Dynamically tunable terahertz slow light device based on triple plasmonic induced transparency

A simple graphene-based device with excellent performance is proposed. This device can realize a terahertz triple dynamically tunable plasmonic induced transparency effect. The optics slow light application is also investigated in detail. The functional structural unit of this device is double graphene layer and silicon-air grating. Under the auxiliary excitation of periodic silicon-air grating, the electrons in the lower graphene layer can be perfectly excited by incident energy, so it can be considered as a bright mode and can be easily detected. The electrons in the upper graphene layer respond very slowly or even have no response to incident energy, so it is considered as a dark mode. When the resonant frequencies of bright and dark modes are the same or close, interference phase effect can occur, thus forming a triple plasmonic induced transparency effect.
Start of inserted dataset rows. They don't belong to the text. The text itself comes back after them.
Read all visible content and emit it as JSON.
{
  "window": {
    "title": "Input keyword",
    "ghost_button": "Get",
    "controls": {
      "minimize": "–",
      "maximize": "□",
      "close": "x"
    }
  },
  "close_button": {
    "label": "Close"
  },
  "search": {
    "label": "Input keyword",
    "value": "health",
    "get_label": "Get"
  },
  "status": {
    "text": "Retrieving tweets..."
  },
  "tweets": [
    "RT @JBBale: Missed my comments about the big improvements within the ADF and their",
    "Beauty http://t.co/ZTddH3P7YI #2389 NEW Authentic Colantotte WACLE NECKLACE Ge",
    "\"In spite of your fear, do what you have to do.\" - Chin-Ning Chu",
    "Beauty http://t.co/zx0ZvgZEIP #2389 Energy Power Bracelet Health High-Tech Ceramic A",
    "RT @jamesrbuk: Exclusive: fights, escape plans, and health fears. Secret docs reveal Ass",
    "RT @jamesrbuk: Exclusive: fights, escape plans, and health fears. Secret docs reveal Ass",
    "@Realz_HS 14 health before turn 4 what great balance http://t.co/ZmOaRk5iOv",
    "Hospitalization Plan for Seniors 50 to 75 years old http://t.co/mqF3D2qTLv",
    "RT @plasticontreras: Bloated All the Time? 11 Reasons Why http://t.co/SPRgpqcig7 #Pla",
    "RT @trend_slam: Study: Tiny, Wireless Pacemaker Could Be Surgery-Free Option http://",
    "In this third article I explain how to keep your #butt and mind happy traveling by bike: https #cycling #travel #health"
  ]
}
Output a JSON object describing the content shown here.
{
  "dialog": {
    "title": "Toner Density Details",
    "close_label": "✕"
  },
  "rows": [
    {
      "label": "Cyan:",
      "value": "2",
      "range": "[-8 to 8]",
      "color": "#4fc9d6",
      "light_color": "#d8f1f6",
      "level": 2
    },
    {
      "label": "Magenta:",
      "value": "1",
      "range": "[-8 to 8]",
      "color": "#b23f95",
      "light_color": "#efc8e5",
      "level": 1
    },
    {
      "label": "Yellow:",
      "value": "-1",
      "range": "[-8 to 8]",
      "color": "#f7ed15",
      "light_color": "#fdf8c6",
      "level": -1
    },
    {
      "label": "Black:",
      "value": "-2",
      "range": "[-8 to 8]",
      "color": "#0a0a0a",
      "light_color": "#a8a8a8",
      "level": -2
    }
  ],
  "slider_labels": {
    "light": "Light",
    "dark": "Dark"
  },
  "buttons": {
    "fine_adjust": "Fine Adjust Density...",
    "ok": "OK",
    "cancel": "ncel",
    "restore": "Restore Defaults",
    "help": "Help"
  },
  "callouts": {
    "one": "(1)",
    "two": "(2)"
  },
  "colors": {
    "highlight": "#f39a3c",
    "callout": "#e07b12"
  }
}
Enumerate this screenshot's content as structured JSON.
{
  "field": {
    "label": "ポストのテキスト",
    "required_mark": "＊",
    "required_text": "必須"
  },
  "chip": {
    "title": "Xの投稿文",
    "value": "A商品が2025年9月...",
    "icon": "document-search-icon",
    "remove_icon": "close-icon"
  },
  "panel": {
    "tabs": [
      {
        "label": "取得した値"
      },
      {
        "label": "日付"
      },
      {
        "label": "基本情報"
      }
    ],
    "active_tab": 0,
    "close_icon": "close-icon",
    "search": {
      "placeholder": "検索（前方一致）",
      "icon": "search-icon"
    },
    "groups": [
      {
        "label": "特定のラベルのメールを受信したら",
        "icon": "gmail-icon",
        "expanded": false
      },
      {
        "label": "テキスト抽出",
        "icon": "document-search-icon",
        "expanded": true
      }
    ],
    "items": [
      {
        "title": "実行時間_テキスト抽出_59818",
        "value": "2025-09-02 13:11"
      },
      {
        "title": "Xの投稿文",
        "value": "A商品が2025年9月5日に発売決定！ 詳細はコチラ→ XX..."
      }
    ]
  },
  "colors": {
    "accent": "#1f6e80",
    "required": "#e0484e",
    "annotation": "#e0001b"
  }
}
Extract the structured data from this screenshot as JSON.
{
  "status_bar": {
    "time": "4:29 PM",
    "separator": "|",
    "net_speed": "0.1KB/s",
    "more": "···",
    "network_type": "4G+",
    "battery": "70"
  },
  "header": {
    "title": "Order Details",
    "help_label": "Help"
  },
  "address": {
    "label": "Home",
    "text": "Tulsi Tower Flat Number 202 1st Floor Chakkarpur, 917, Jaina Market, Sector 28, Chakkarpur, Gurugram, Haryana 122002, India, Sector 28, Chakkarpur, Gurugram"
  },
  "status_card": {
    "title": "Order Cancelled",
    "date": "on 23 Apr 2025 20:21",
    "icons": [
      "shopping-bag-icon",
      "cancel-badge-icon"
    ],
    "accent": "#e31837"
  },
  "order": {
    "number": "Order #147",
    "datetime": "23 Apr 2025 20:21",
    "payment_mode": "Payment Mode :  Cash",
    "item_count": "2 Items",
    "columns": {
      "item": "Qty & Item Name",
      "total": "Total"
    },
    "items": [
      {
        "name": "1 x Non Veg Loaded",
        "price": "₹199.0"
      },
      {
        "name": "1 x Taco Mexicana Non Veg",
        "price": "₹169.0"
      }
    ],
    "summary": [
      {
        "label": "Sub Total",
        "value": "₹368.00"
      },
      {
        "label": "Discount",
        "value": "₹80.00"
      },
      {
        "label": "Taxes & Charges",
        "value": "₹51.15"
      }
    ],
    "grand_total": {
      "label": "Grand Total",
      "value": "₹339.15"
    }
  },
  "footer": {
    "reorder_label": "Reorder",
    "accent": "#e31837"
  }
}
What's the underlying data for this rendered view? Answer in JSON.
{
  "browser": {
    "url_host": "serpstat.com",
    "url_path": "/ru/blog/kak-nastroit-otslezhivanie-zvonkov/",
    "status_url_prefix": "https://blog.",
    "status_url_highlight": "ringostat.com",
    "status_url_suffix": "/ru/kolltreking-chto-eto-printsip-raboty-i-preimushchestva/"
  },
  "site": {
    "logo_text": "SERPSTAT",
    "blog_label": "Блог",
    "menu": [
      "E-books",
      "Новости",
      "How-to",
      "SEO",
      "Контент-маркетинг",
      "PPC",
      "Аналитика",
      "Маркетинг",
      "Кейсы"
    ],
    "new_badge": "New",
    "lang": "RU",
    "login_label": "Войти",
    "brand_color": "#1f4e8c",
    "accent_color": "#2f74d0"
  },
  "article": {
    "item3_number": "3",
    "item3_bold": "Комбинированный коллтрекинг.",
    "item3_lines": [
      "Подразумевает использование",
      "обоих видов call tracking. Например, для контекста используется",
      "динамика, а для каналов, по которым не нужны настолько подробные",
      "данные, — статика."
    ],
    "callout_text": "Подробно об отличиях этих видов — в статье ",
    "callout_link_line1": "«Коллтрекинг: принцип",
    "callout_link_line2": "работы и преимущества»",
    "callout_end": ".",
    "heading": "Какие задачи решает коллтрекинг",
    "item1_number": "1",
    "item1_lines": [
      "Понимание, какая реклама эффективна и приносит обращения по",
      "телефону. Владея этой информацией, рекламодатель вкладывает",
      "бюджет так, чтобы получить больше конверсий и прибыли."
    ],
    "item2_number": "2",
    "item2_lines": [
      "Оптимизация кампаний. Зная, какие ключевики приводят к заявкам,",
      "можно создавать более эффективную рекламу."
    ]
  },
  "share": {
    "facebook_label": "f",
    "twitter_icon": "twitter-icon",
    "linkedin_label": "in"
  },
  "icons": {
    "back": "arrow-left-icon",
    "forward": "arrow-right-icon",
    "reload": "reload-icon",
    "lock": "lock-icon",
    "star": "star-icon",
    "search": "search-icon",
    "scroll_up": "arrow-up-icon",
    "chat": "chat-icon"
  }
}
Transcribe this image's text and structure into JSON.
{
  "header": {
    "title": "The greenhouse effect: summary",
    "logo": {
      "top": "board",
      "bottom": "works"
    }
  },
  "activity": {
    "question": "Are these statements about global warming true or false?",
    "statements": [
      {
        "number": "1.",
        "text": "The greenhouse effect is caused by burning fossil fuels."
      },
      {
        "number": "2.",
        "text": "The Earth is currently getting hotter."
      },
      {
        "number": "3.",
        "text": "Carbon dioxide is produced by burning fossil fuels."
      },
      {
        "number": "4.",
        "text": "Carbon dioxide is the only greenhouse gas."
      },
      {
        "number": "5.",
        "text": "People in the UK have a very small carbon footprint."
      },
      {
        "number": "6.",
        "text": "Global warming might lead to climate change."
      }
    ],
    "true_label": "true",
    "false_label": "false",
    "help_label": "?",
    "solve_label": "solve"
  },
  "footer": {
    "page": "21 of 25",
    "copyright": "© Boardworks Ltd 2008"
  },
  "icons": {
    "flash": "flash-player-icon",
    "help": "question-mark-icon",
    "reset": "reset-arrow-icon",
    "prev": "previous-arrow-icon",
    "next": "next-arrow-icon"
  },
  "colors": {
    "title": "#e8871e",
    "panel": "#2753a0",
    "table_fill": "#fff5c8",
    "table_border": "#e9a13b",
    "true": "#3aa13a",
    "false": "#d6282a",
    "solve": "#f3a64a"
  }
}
Furthermore, the double graphene layer in this proposed device is in a continuous state rather than discontinuous state, thus it is very convenient to regulate the carriers of graphene through external voltage, thereby achieving a tuning performance of the device. The Fermi level of graphene can also be adjusted externally under the external voltage. The slow light performance of this proposed device is also researched in this paper. The group delay and group refractive index achieved by this structure can reach up to 0.304 ps and 607.6, respectively. This investigation is expected to provide a potential theoretical basis for slow light, sensing, optical storage, and other aspects.